The moment the container door opened, the minus 20 degrees cold air mixed with the smell of sausage exploded. It was filled with servers flashing blue light. Each hard drive was engraved with a popsicle pattern, but after the golden light of the warm palm swept over, the burnt marks of the sausage slowly emerged. I pointed the heater at the core server, and the "sizzling" sound of the sausage resonated with the buzzing of the server, like playing a duet of ice and fire.
"The data cold core is melting!" Kai Lan pointed at the monitoring screen, and each blue light data block was turning warm yellow. "Just like Dad said, no matter how cold the code is, it can't resist the warmth of human heart." She suddenly remembered something and took out a yellowed experimental log from her pocket.
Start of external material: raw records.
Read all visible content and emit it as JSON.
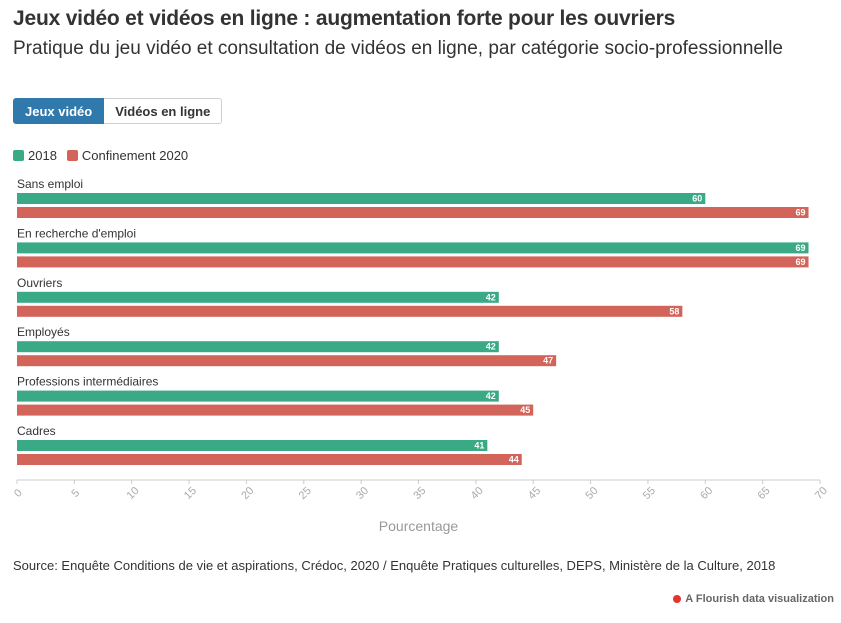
{
  "header": {
    "title": "Jeux vidéo et vidéos en ligne : augmentation forte pour les ouvriers",
    "subtitle": "Pratique du jeu vidéo et consultation de vidéos en ligne, par catégorie socio-professionnelle"
  },
  "tabs": [
    {
      "label": "Jeux vidéo",
      "active": true
    },
    {
      "label": "Vidéos en ligne",
      "active": false
    }
  ],
  "colors": {
    "accent": "#2f79ad",
    "series_2018": "#3aaa86",
    "series_2020": "#d2645a"
  },
  "chart_data": {
    "type": "bar",
    "orientation": "horizontal",
    "categories": [
      "Sans emploi",
      "En recherche d'emploi",
      "Ouvriers",
      "Employés",
      "Professions intermédiaires",
      "Cadres"
    ],
    "series": [
      {
        "name": "2018",
        "color": "#3aaa86",
        "values": [
          60,
          69,
          42,
          42,
          42,
          41
        ]
      },
      {
        "name": "Confinement 2020",
        "color": "#d2645a",
        "values": [
          69,
          69,
          58,
          47,
          45,
          44
        ]
      }
    ],
    "xlabel": "Pourcentage",
    "xlim": [
      0,
      70
    ],
    "xticks": [
      0,
      5,
      10,
      15,
      20,
      25,
      30,
      35,
      40,
      45,
      50,
      55,
      60,
      65,
      70
    ],
    "legend_position": "top-left",
    "grid": false
  },
  "footer": {
    "source": "Source: Enquête Conditions de vie et aspirations, Crédoc, 2020 / Enquête Pratiques culturelles, DEPS, Ministère de la Culture, 2018",
    "credit": "A Flourish data visualization"
  }
}
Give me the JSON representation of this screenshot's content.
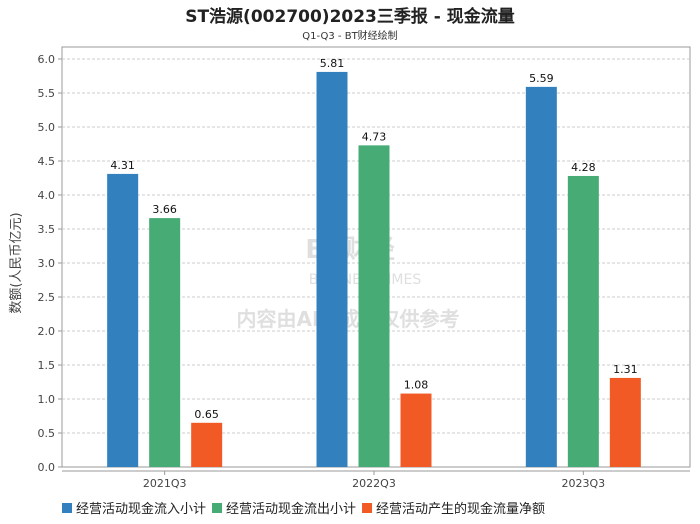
{
  "chart_data": {
    "type": "bar",
    "title": "ST浩源(002700)2023三季报 - 现金流量",
    "subtitle": "Q1-Q3 - BT财经绘制",
    "xlabel": "",
    "ylabel": "数额(人民币亿元)",
    "ylim": [
      0,
      6.0
    ],
    "yticks": [
      "0.0",
      "0.5",
      "1.0",
      "1.5",
      "2.0",
      "2.5",
      "3.0",
      "3.5",
      "4.0",
      "4.5",
      "5.0",
      "5.5",
      "6.0"
    ],
    "grid": true,
    "legend_position": "bottom",
    "categories": [
      "2021Q3",
      "2022Q3",
      "2023Q3"
    ],
    "series": [
      {
        "name": "经营活动现金流入小计",
        "values": [
          4.31,
          5.81,
          5.59
        ],
        "color": "#3380bf"
      },
      {
        "name": "经营活动现金流出小计",
        "values": [
          3.66,
          4.73,
          4.28
        ],
        "color": "#46ab75"
      },
      {
        "name": "经营活动产生的现金流量净额",
        "values": [
          0.65,
          1.08,
          1.31
        ],
        "color": "#f15a24"
      }
    ]
  },
  "watermark": {
    "brand": "BT财经",
    "brand_en": "BUSINESSTIMES",
    "notice": "内容由AI生成，仅供参考"
  }
}
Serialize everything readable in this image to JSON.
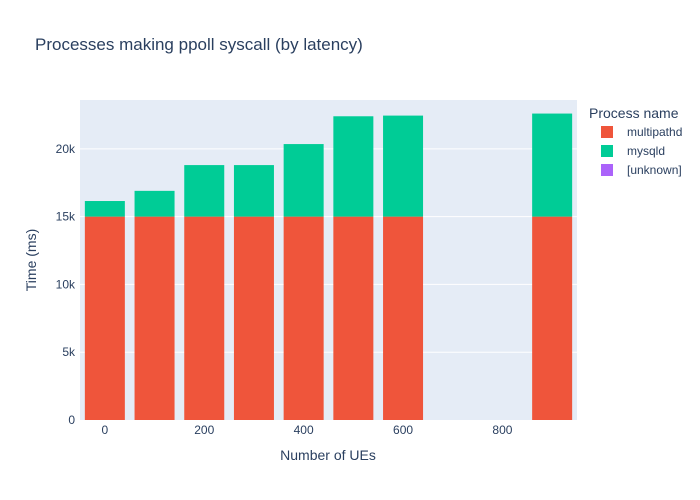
{
  "chart_data": {
    "type": "bar",
    "barmode": "stack",
    "title": "Processes making ppoll syscall (by latency)",
    "xlabel": "Number of UEs",
    "ylabel": "Time (ms)",
    "x": [
      0,
      100,
      200,
      300,
      400,
      500,
      600,
      900
    ],
    "xlim": [
      -50,
      950
    ],
    "ylim": [
      0,
      23600
    ],
    "xticks": [
      0,
      200,
      400,
      600,
      800
    ],
    "xtick_labels": [
      "0",
      "200",
      "400",
      "600",
      "800"
    ],
    "yticks": [
      0,
      5000,
      10000,
      15000,
      20000
    ],
    "ytick_labels": [
      "0",
      "5k",
      "10k",
      "15k",
      "20k"
    ],
    "grid": true,
    "legend": {
      "title": "Process name",
      "placement": "right"
    },
    "series": [
      {
        "name": "multipathd",
        "color": "#EF553B",
        "values": [
          15000,
          15000,
          15000,
          15000,
          15000,
          15000,
          15000,
          15000
        ]
      },
      {
        "name": "mysqld",
        "color": "#00CC96",
        "values": [
          1150,
          1900,
          3800,
          3800,
          5350,
          7400,
          7450,
          7600
        ]
      },
      {
        "name": "[unknown]",
        "color": "#AB63FA",
        "values": [
          0,
          0,
          0,
          0,
          0,
          0,
          0,
          0
        ]
      }
    ]
  }
}
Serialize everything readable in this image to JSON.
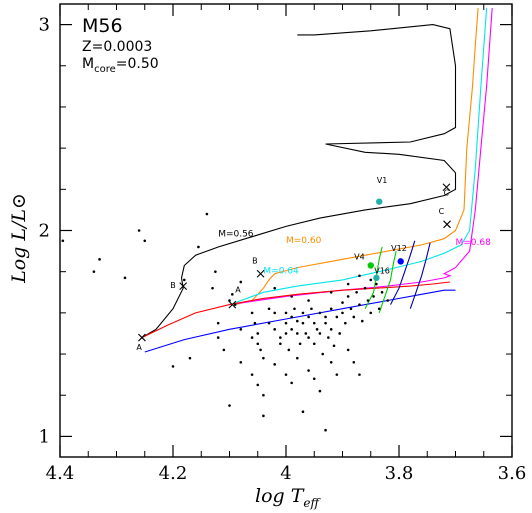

There was a piece of sausage crumbs between the pages. It was from that snowy night seven years ago.
When the last hard drive made a "click" sound, the icicles in the entire warehouse began to melt, and the water droplets gathered into the shape of sausages on the ground. Professor Kai picked up a melted popsicle, and Kai Lan's childhood graffiti appeared on it - this was the last Easter egg of the first generation system, the warm memory hidden in each cold data block.
On the electric car on the way back, Nuan Nuan was dozing on the incubator, with half a sausage in her little hand. Kailan put the newly soldered silver bracelet back on her wrist and turned to ask me, "How do you think the new system will record our stories?" I looked at the new words on the back of my ID card: "Signed for: Human Fireworks Operating System V1.0, deliverymen: Li Xiaoming, Kailan, Nuannuan -- and all the people with warm heartbeats." The lights of the convenience store lit up in the twilight. Brother Zhang was changing the badge of the "Anti-System Alliance" into a sausage shape. Wang Mengmeng's child was crawling behind the cash register. The faint light on his wrist reflected the sticky notes on the wall, each of which told a story warmer than the code. And I know that the real system patches are never in the server, but in every smile when receiving hot food, in the 0.3 seconds spent for each other, and in all the real days with human warmth.